As the U.S. military rapidly expanded—despite the absence of an enemy threat, the army budget increased by a factor of 30 and naval spending increased 40-fold— populists, Progressives, religious pacifists, isolationists, and others took the critique of war profiteering one step further, arguing that not only were the “Merchants of Death” capitalizing from conflict, they were deliberately driving the nation to war.

The burgeoning anti-profiteering movement found a sympathetic ear in the South and Midwest, regions largely bypassed by the military fortunes accumulated by military-related businesses in the North and West. In 1916, Representative Claude Kitchin of North Carolina—responding to the anti-war convictions of his constituents—successfully pressed for the country’s first “excess profits tax,” aimed at reining in the egregious gains made by munitions manufacturers such as DuPont, which enjoyed a 1000 percent increase in profits in the three years before World War I.

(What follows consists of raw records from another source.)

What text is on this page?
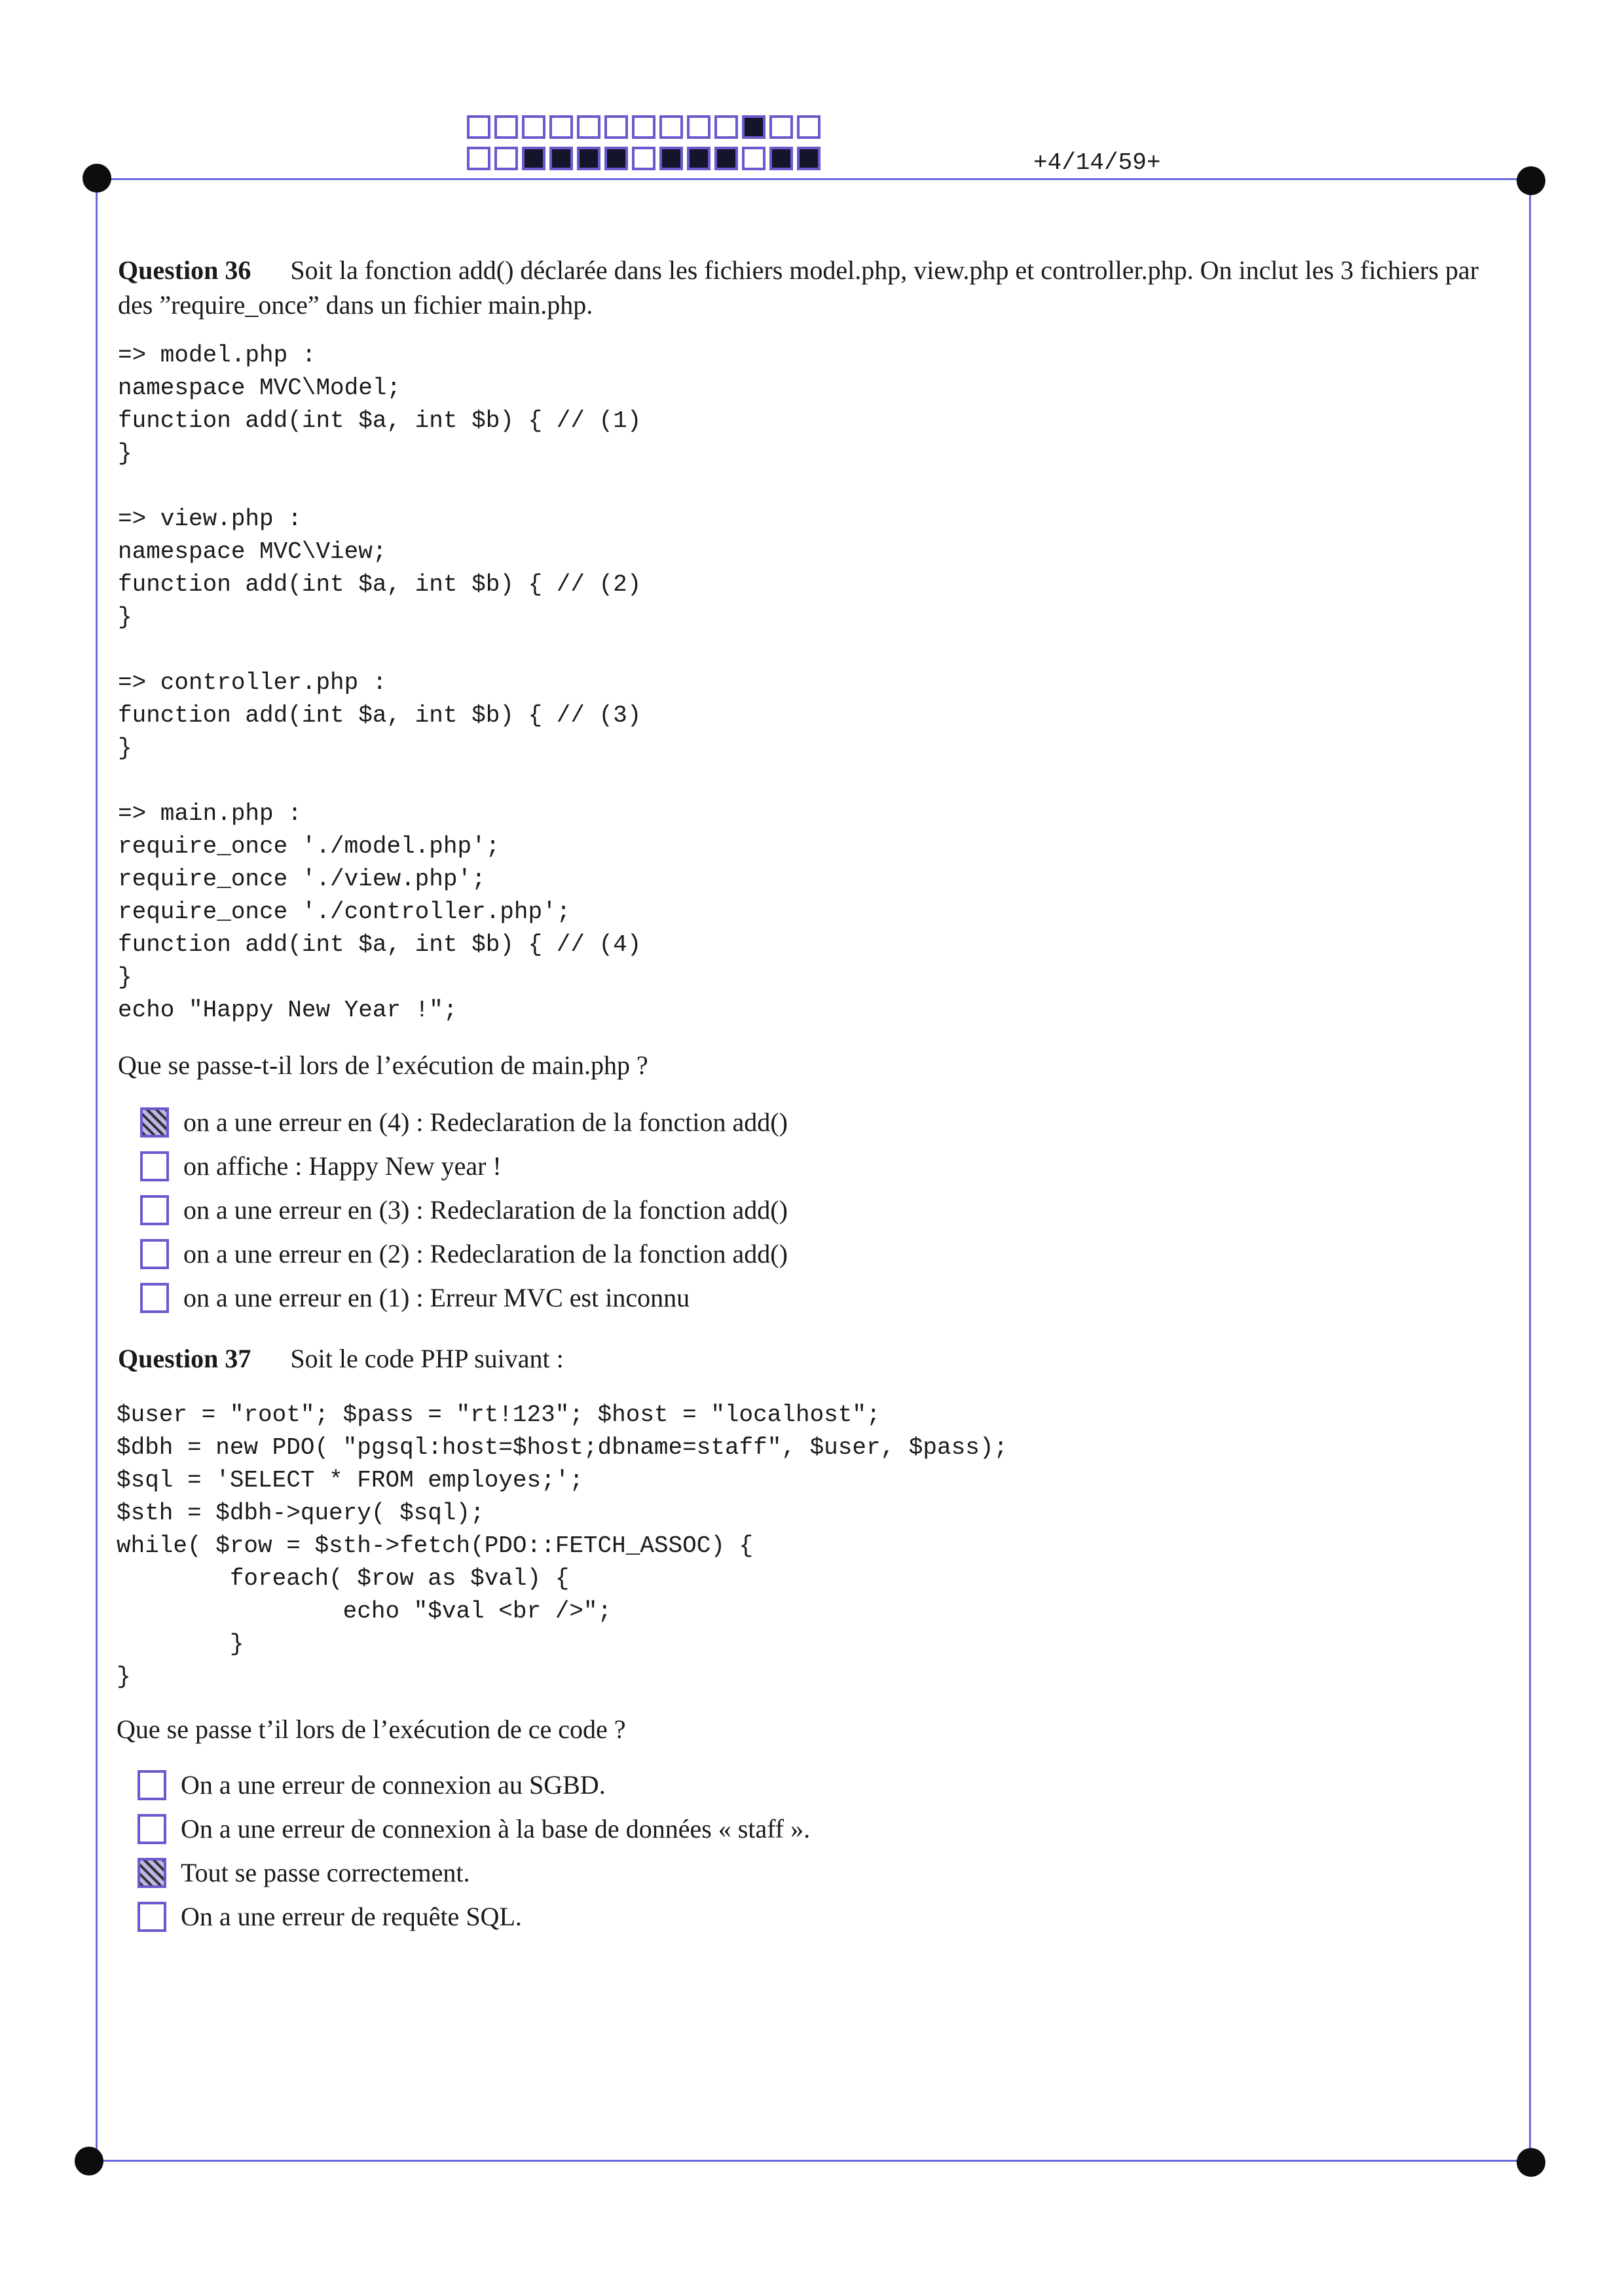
+4/14/59+

Question 36 Soit la fonction add() déclarée dans les fichiers model.php, view.php et controller.php. On inclut les 3 fichiers par des ”require_once” dans un fichier main.php.

=> model.php :
namespace MVC\Model;
function add(int $a, int $b) { // (1)
}

=> view.php :
namespace MVC\View;
function add(int $a, int $b) { // (2)
}

=> controller.php :
function add(int $a, int $b) { // (3)
}

=> main.php :
require_once './model.php';
require_once './view.php';
require_once './controller.php';
function add(int $a, int $b) { // (4)
}
echo "Happy New Year !";

Que se passe-t-il lors de l’exécution de main.php ?

on a une erreur en (4) : Redeclaration de la fonction add()
on affiche : Happy New year !
on a une erreur en (3) : Redeclaration de la fonction add()
on a une erreur en (2) : Redeclaration de la fonction add()
on a une erreur en (1) : Erreur MVC est inconnu

Question 37 Soit le code PHP suivant :

$user = "root"; $pass = "rt!123"; $host = "localhost";
$dbh = new PDO( "pgsql:host=$host;dbname=staff", $user, $pass);
$sql = 'SELECT * FROM employes;';
$sth = $dbh->query( $sql);
while( $row = $sth->fetch(PDO::FETCH_ASSOC) {
foreach( $row as $val) {
echo "$val <br />";
}
}

Que se passe t’il lors de l’exécution de ce code ?

On a une erreur de connexion au SGBD.
On a une erreur de connexion à la base de données « staff ».
Tout se passe correctement.
On a une erreur de requête SQL.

Outrage over the skyrocketing profits of war-time robber barons before and after the first world war carried into the 1930s, when the anti-profiteering movement hit full steam. By 1935, organizations including the Veterans of Foreign Wars, the American Federation of Labor, the National Grange, and the Democratic Party embraced the anti-profiteering cause. Popular agitation emboldened politicians such as Sen. Gerald Nye of North Dakota, who launched his own three-year, Congressionally-backed investigation into collusion between government and the arms industry.

The movement was to have a lasting impact on the consciousness of the nation, not least some of the country’s most prominent political leaders. Presidents Wilson, Harding, and Franklin D. Roosevelt all spoke against excessive windfalls from war. As a Senator, Harry Truman denounced war profiteering as “treason.” President Eisenhower, who ended his presidency by warning of the encroaching power of the “military-industrial complex,” traced his concern back to his involvement in the War Policies Board of 1930, which investigated charges of persistent war profiteering.

 

“I don’t want to see a single war millionaire created in the United States as a result of this world disaster. ” President Franklin D. Roosevelt, during World War II

 

III. Today, war profiteering has become more sophisticated, driven by an increasingly integrated network of military contractors, lobbying operations, and pro-military politicians, many who have revolved in and out of government positions. Unlike the early 20th century, war-related business have found a receptive home in the South, which increasingly is linking its economic future to military expansion (see “Missiles and Magnolias,” Southern Exposure, Spring 2002).

The dramatic increase of military work given to private contractors (by one estimate, a third of expenditures for the Iraq war) has made war an even more lucrative enterprise—which, as Jason Vest reveals in this issue, has given rise to a powerful lobby motivated to secure the spoils of intervention and reconstruction.

But as Pratap Chatterjee and Herbert Docena show, the basic tactics of the war profiteer—over-charging, cutting corners, and seeking to conceal the truth about what is going on—remain familiar. Indeed, the Bush administration’s open policy of connecting the Iraq military operation to economic goals of controlling the country’s oil, water and other key resources and industries has drawn charges that the U.S. is engaging in that most elemental form of war profiteering: plunder.

Yet as before, there are signs that the latest round of companies making a killing from war will spark public and political resistance. As soldiers and civilians bear increasing hardship from the newest quest for empire, a growing chorus is demanding information, accountability, and justice, so that, as President Roosevelt demanded over 50 years ago, no more millionaires are made from war.